Out-of-bounds memory corruption in Google Chrome's WebGL implementation on Android prior to version 146.0.7680.153 enables remote attackers to escape the browser sandbox by delivering a malicious HTML page, requiring only user interaction. This critical vulnerability affects Chrome users on Android devices and could lead to complete system compromise if successfully exploited. A patch is available in Chrome 146.0.7680.153 and later versions.
An authenticated SQL injection vulnerability exists in Kanboard project management software prior to version 1.2.51. Authenticated attackers with permission to add users to a project can exploit this vulnerability to dump the entire Kanboard database, potentially exposing sensitive project data, user credentials, and application secrets. The vulnerability is confirmed under active tracking by Debian (2 releases) and Ubuntu (medium priority), with a GitHub Security Advisory published.
Kanboard project management software contains a privilege escalation vulnerability in its user invite registration endpoint that allows invited users to inject the 'role=app-admin' parameter during account creation, granting themselves administrator privileges. This affects all Kanboard versions prior to 1.2.51. The vulnerability has documented proof-of-concept exploitation capability (CVSS E:P indicates PoC exists) and carries a CVSS 4.0 score of 7.0 with high integrity impact to both the vulnerable system and subsequent components.
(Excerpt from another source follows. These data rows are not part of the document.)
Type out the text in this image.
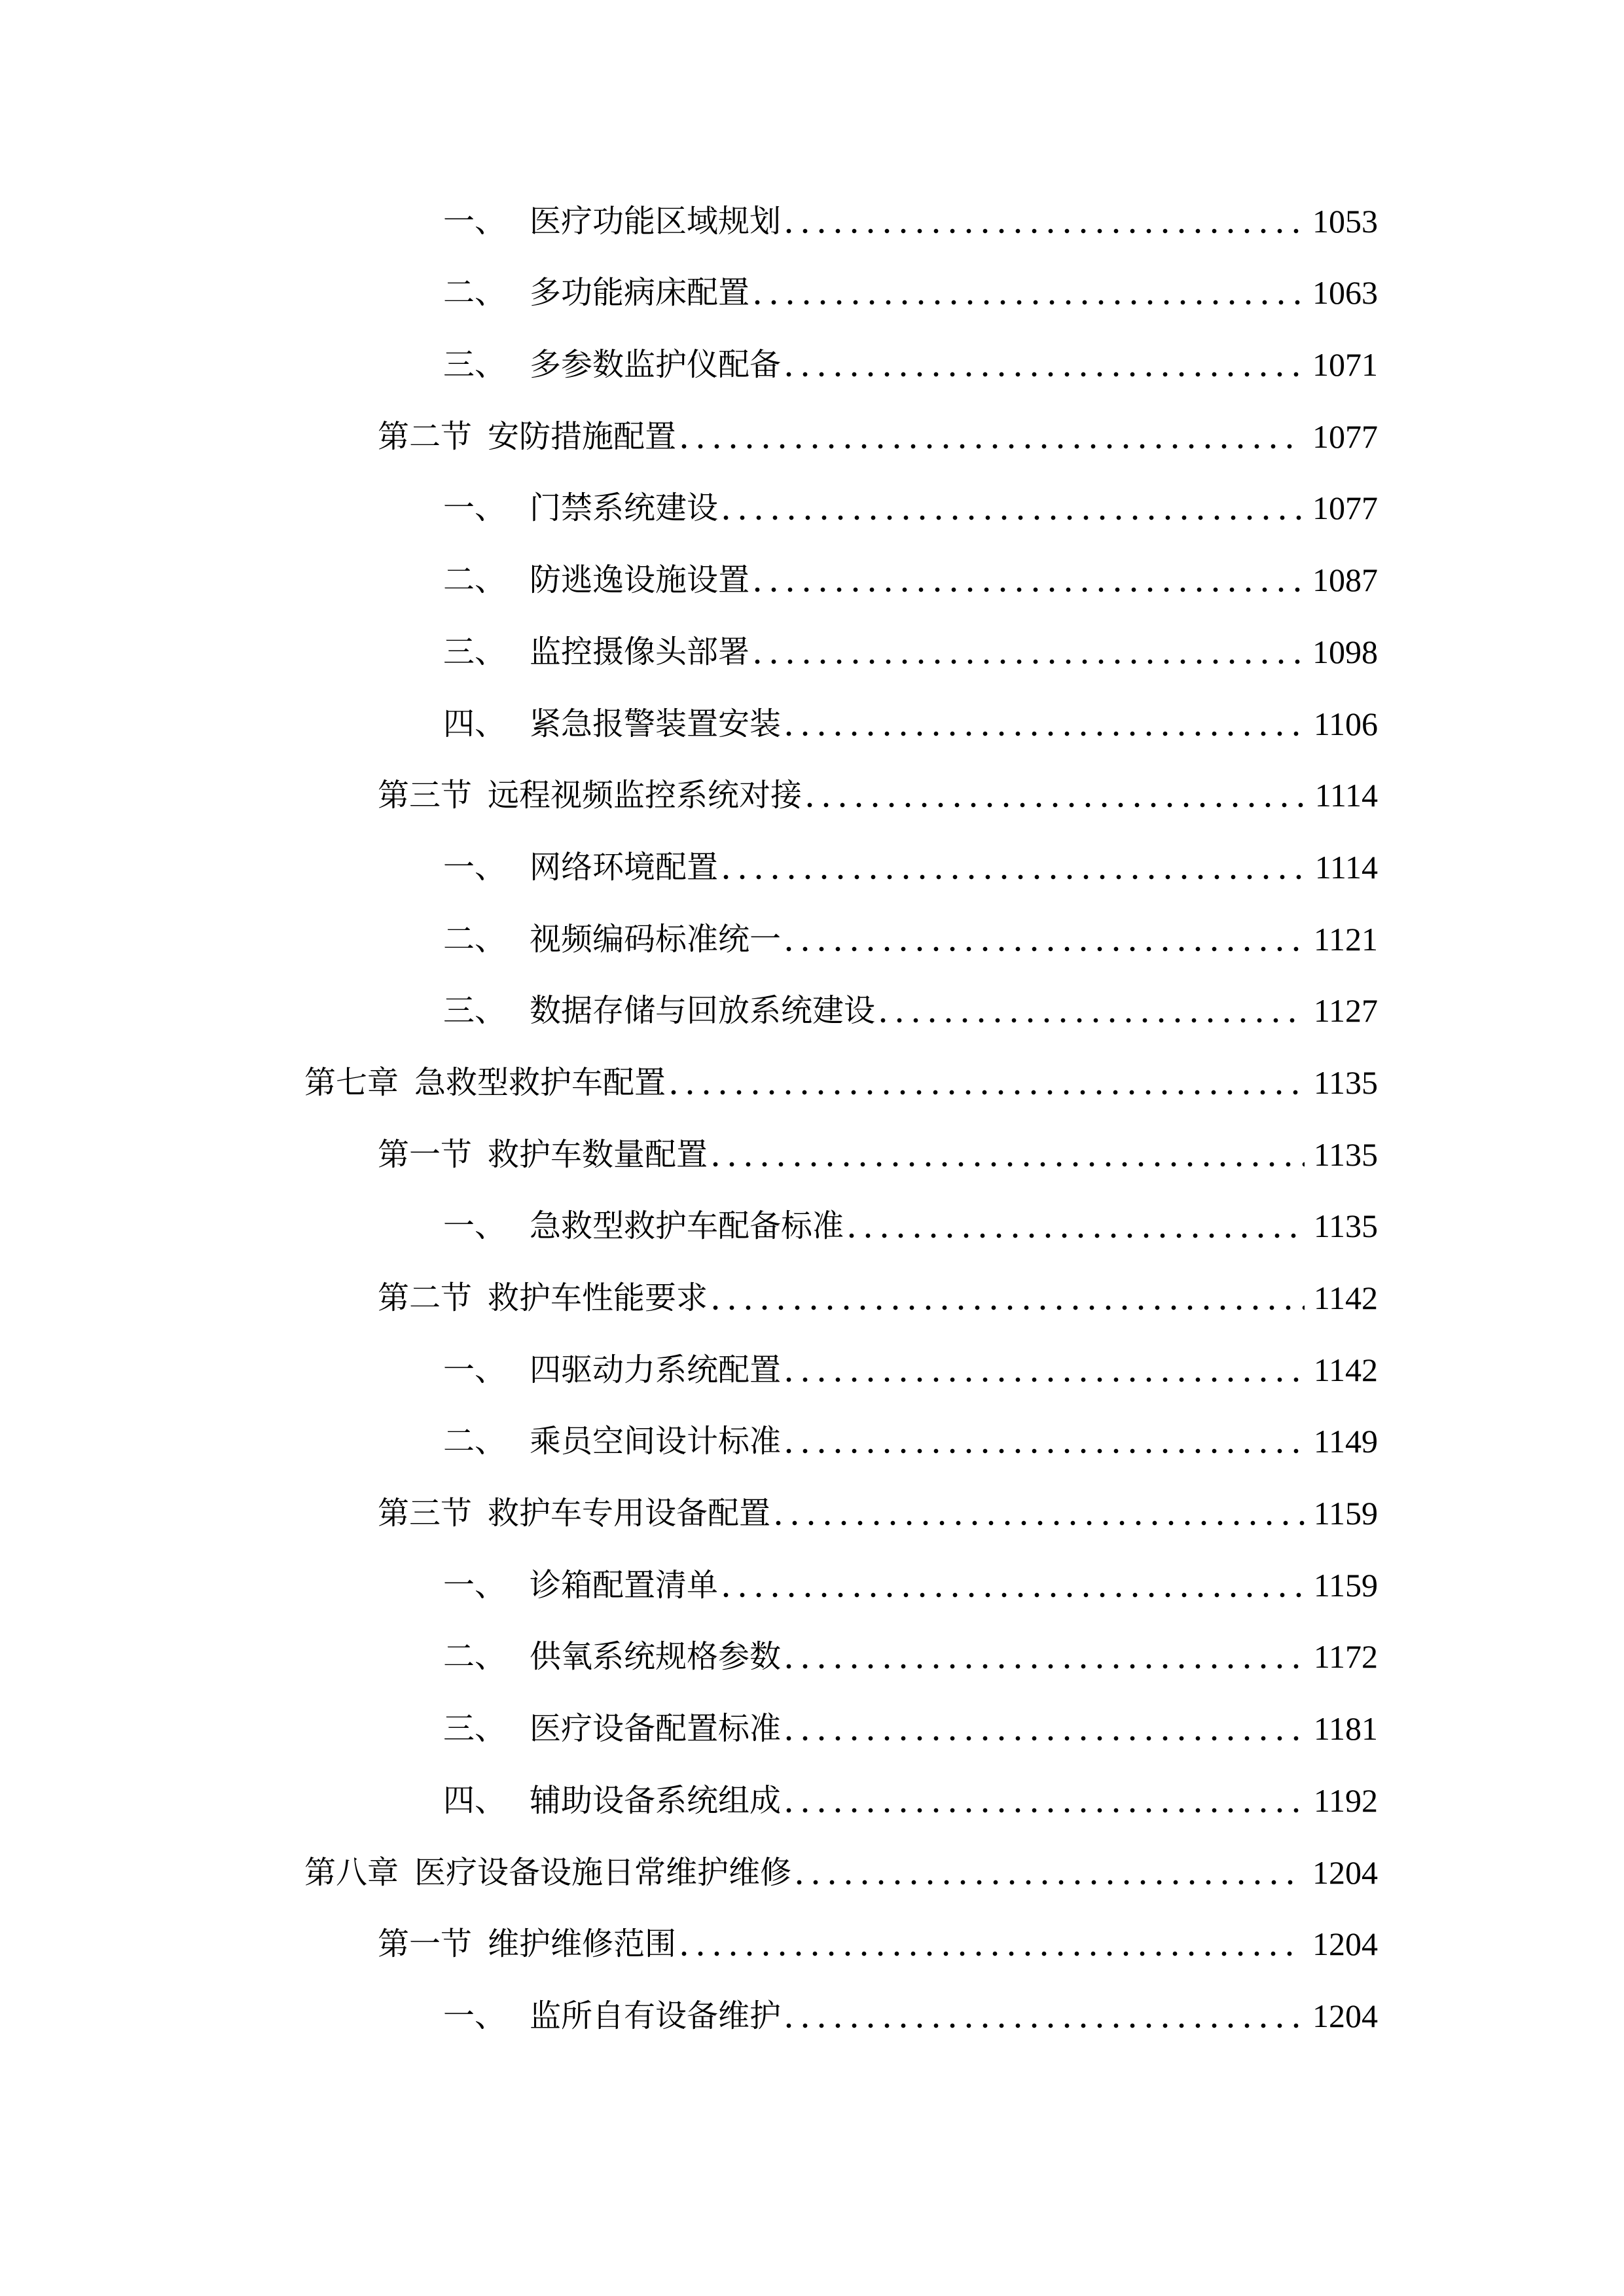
一、 医疗功能区域规划	1053
二、 多功能病床配置	1063
三、 多参数监护仪配备	1071
第二节 安防措施配置	1077
一、 门禁系统建设	1077
二、 防逃逸设施设置	1087
三、 监控摄像头部署	1098
四、 紧急报警装置安装	1106
第三节 远程视频监控系统对接	1114
一、 网络环境配置	1114
二、 视频编码标准统一	1121
三、 数据存储与回放系统建设	1127
第七章 急救型救护车配置	1135
第一节 救护车数量配置	1135
一、 急救型救护车配备标准	1135
第二节 救护车性能要求	1142
一、 四驱动力系统配置	1142
二、 乘员空间设计标准	1149
第三节 救护车专用设备配置	1159
一、 诊箱配置清单	1159
二、 供氧系统规格参数	1172
三、 医疗设备配置标准	1181
四、 辅助设备系统组成	1192
第八章 医疗设备设施日常维护维修	1204
第一节 维护维修范围	1204
一、 监所自有设备维护	1204
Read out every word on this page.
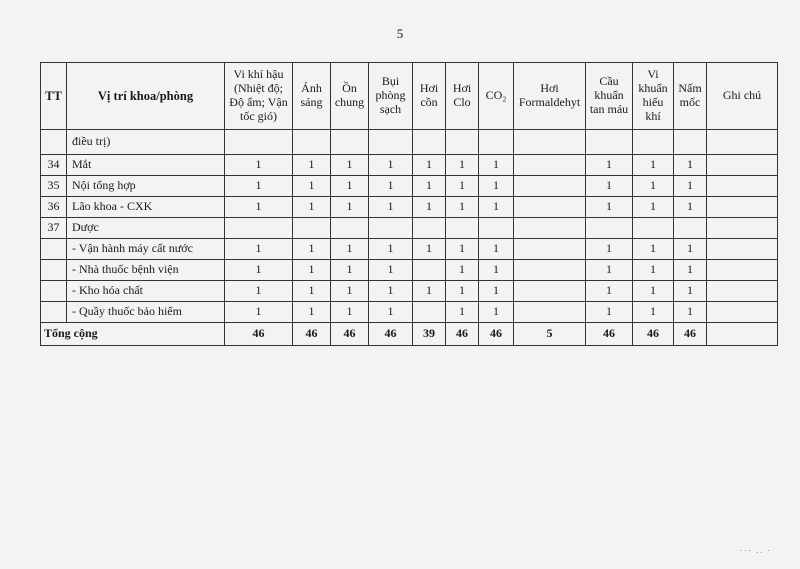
5
TT	Vị trí khoa/phòng	Vi khí hậu (Nhiệt độ; Độ ẩm; Vận tốc gió)	Ánh sáng	Ồn chung	Bụi phòng sạch	Hơi cồn	Hơi Clo	CO₂	Hơi Formaldehyt	Cầu khuẩn tan máu	Vi khuẩn hiếu khí	Nấm mốc	Ghi chú
	điều trị)												
34	Mắt	1	1	1	1	1	1	1		1	1	1	
35	Nội tổng hợp	1	1	1	1	1	1	1		1	1	1	
36	Lão khoa - CXK	1	1	1	1	1	1	1		1	1	1	
37	Dược												
	- Vận hành máy cất nước	1	1	1	1	1	1	1		1	1	1	
	- Nhà thuốc bệnh viện	1	1	1	1		1	1		1	1	1	
	- Kho hóa chất	1	1	1	1	1	1	1		1	1	1	
	- Quầy thuốc bảo hiểm	1	1	1	1		1	1		1	1	1	
Tổng cộng		46	46	46	46	39	46	46	5	46	46	46	
·​·· .. ·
Local privilege escalation in snapd on multiple Ubuntu versions allows authenticated local attackers to obtain root access by exploiting a race condition between snap's temporary directory creation and systemd-tmpfiles cleanup operations. An attacker with local access can manipulate the /tmp directory to escalate privileges when snapd attempts to recreate its private snap directories. This vulnerability affects Ubuntu 16.04 LTS through 24.04 LTS with no patch currently available.
A security vulnerability in A flaw (CVSS 3.9). Remediation should follow standard vulnerability management procedures.
A flaw was found in libsoup, a library used by applications to send network requests.
A security vulnerability in A flaw (CVSS 3.9). Remediation should follow standard vulnerability management procedures.
Ubuntu Linux 6.8 GA retains the legacy AF_UNIX garbage collector but backports upstream commit 8594d9b85c07 ("af_unix: Don’t call skb_get() for OOB skb"). When orphaned MSG_OOB sockets hit unix_gc(), the garbage collector still calls kfree_skb() as if OOB SKBs held two references; on Ubuntu Linux 6.8 (Noble Numbat) kernel tree, they have only the queue reference, so the buffer is freed while still reachable and subsequent queue walks dereference freed memory, yielding a reliable local privile...
BigBlueButton versions 3.0.21 and below allow remote denial of service when ClamAV is configured following official documentation, as the exposed clamd ports (3310, 7357) can be targeted by attackers to send malicious documents that exhaust server resources or crash the scanning service. This vulnerability affects Ubuntu and Docker deployments since standard firewall rules do not restrict container traffic, and public exploit code exists. An unauthenticated remote attacker requires only network access to trigger the denial of service condition.